In my opinion, this legal distinction is compelled because the fundamental nature of CO2 is unlike any other pollutant currently regulated under Titles I and II of the Clean Air Act. CO2 rapidly disperses throughout the earth’s atmosphere, the sources are ubiquitous, and CO2 emissions are inextricably linked to our nation’s consumption of energy. As mentioned earlier, a vehicle’s fuel efficiency is actually determined through capturing and measuring the amount of CO2 emitted. Accordingly, California’s Waiver request to regulate GHG emissions from mobile sources is a unique issue before the agency, one completely distinguishable from the previous waiver requests the EPA had considered in the past.
It appears that I am not alone in my opinion. According to statements made by CARB to EPA’s ANPRM on Regulating Green House Gases Under the Clean Air Act, “As the analysis by EPA’s professional staff in the ANPR repeatedly points out, the Clean Air Act provides EPA with flexibility to regulate through a variety of approaches, including performance standards, operational controls, market based incentives and other measures, and also to tailor its traditional strategies to suit the particular challenges posed by GHG emissions.” 
In light of this apparent willingness to treat CO2 differently than other pollutants when applying other sections of the CAA, CARB is disingenuous to argue that the same flexibility should not also be applied in the context of EPA’s review of the California Waiver for GHG emissions. Accordingly, the argument made by the California Air Resources Board (CARB) in context of the California Waiver, that EPA should only base its decision on whether California continues to need to have its own motor vehicle program is flawed, at best.
EPA Should Clarify Legal Uncertainty Over Scope Waiver Review
EPA has an obligation to clarify the precise nature of the analysis it conducts when analyzing a waiver request under section 209. Since California adopted the fuel economy /GHG regulations, our legal system has produced several confusing and contradictory decisions regarding the relationship of Sec. 209 of the CAA to the Energy Policy and Conservation Act (EPCA). As a Member of Congress, I request EPA state clearly in the record whether the agency considered EPCA factors in making its decision, as is suggested in Green Mountain v. Crombie,or if their review is “modest in scope” and does not include a consideration of whether the regulations before it conflict with a federal law other than the CAA, as Motor & Equipment Manufacturers Ass’n v. Nichols suggests. Such a clarifying statement is necessary in order to give both statutes their full effect and provide clarity to all three branches of government.

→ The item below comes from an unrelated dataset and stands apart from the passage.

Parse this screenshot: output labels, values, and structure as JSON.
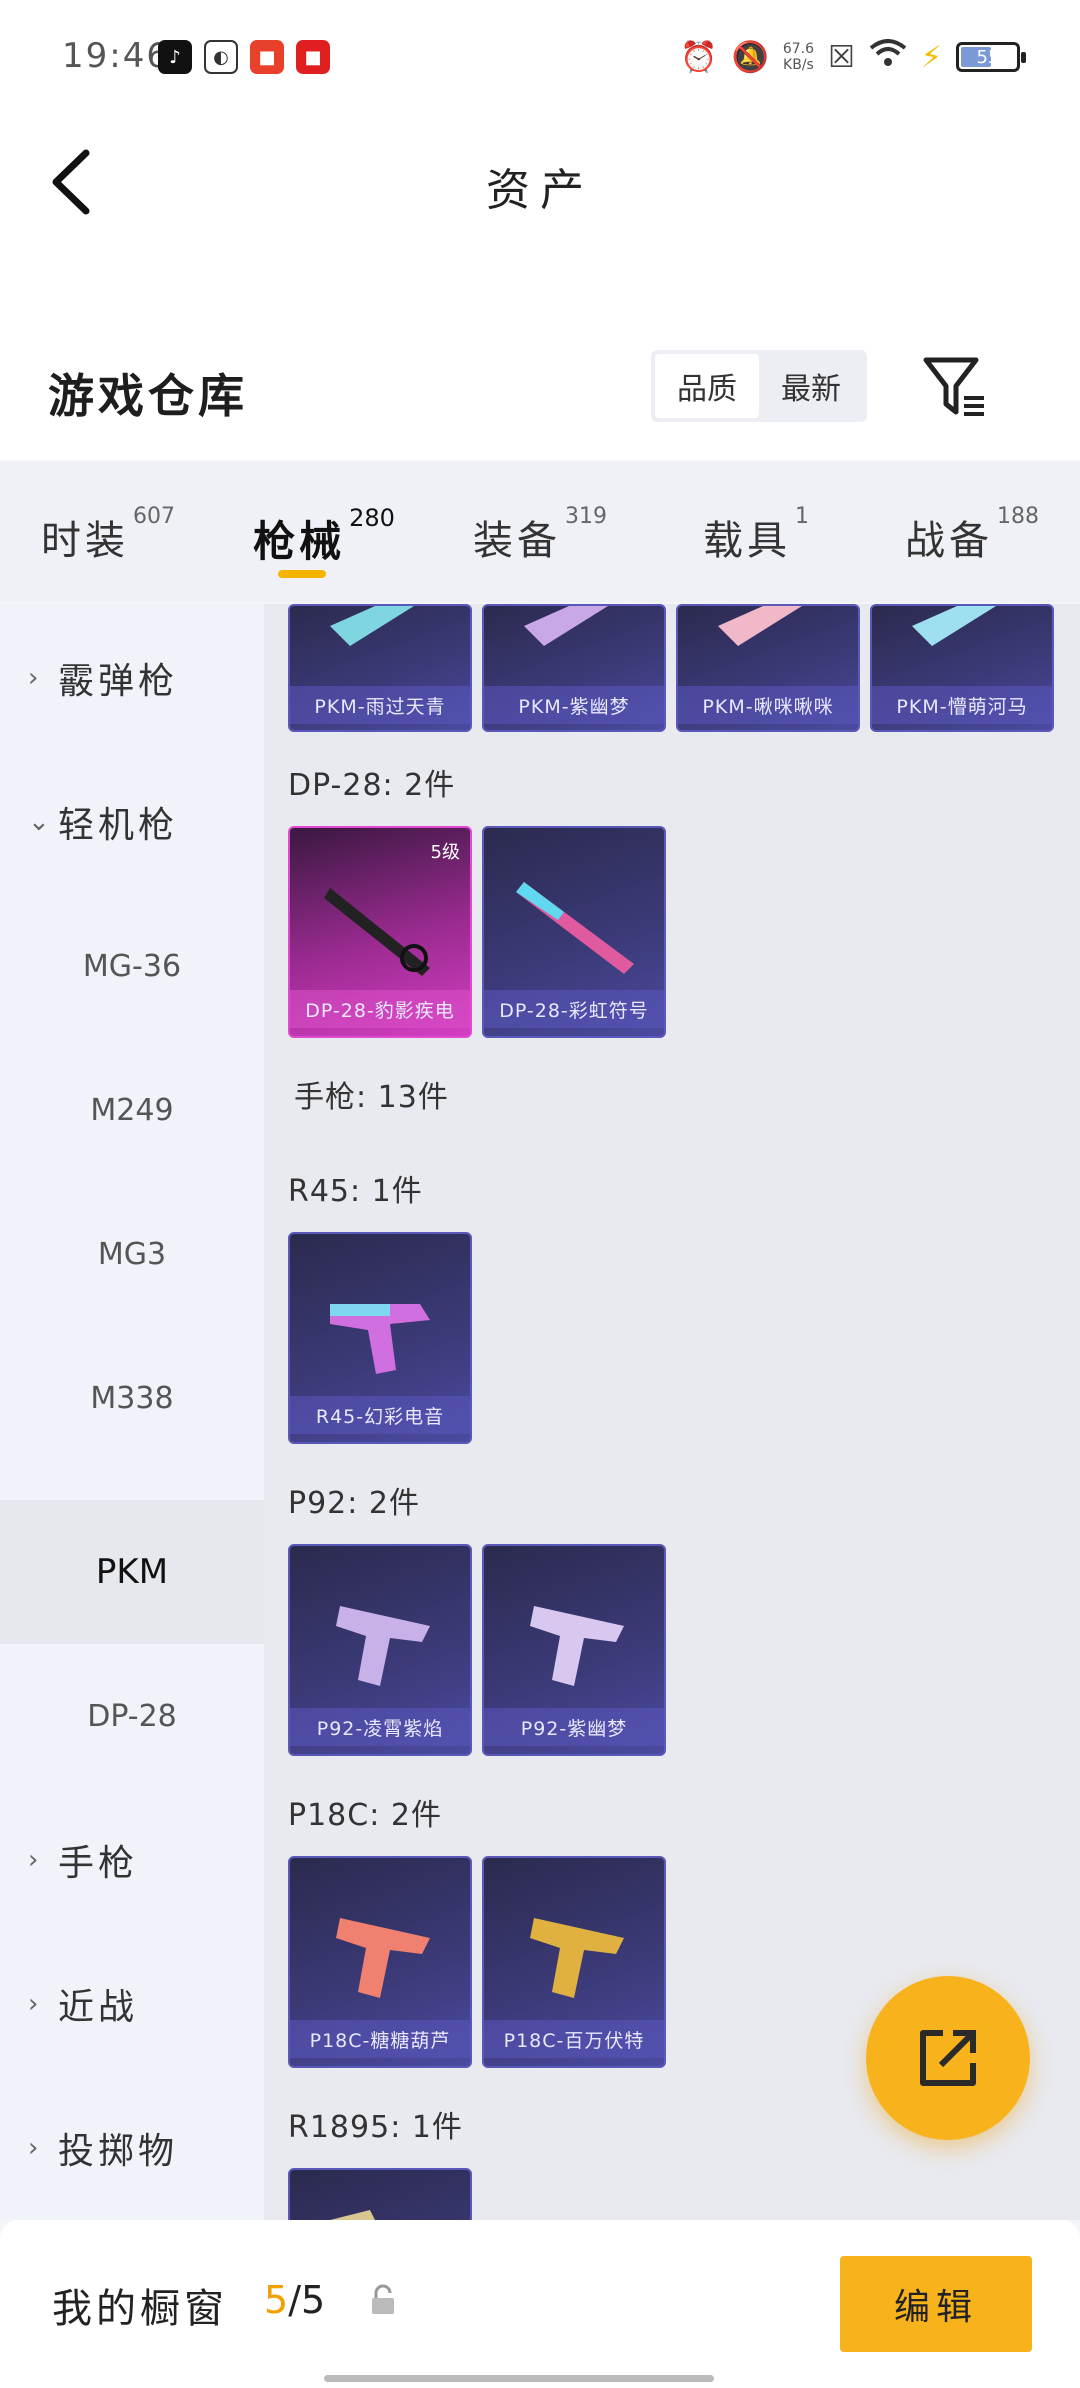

There is no doubt that climate change is a serious challenge facing the United States and the World. The United States must do more to increase our energy efficiency, while also increasing access to alternative, less carbon intensive sources. This transition will not be easy or inexpensive. This transition must occur through the implementation of the most sensible and efficient laws and regulations our government can put forth. The California fuel economy/GHG regulations are not efficient and they impose unnecessary and costly burdens on automobile manufacturers and dealers as well as consumers in California states. While the Supreme Court recognized EPA’s ability to regulate CO2 under the Clean Air Act, this does not remove the discretion of the Administrator to distinguish between carbon dioxide and other traditional criteria air pollutants. Accordingly, EPA should affirm the denial of the California Waiver.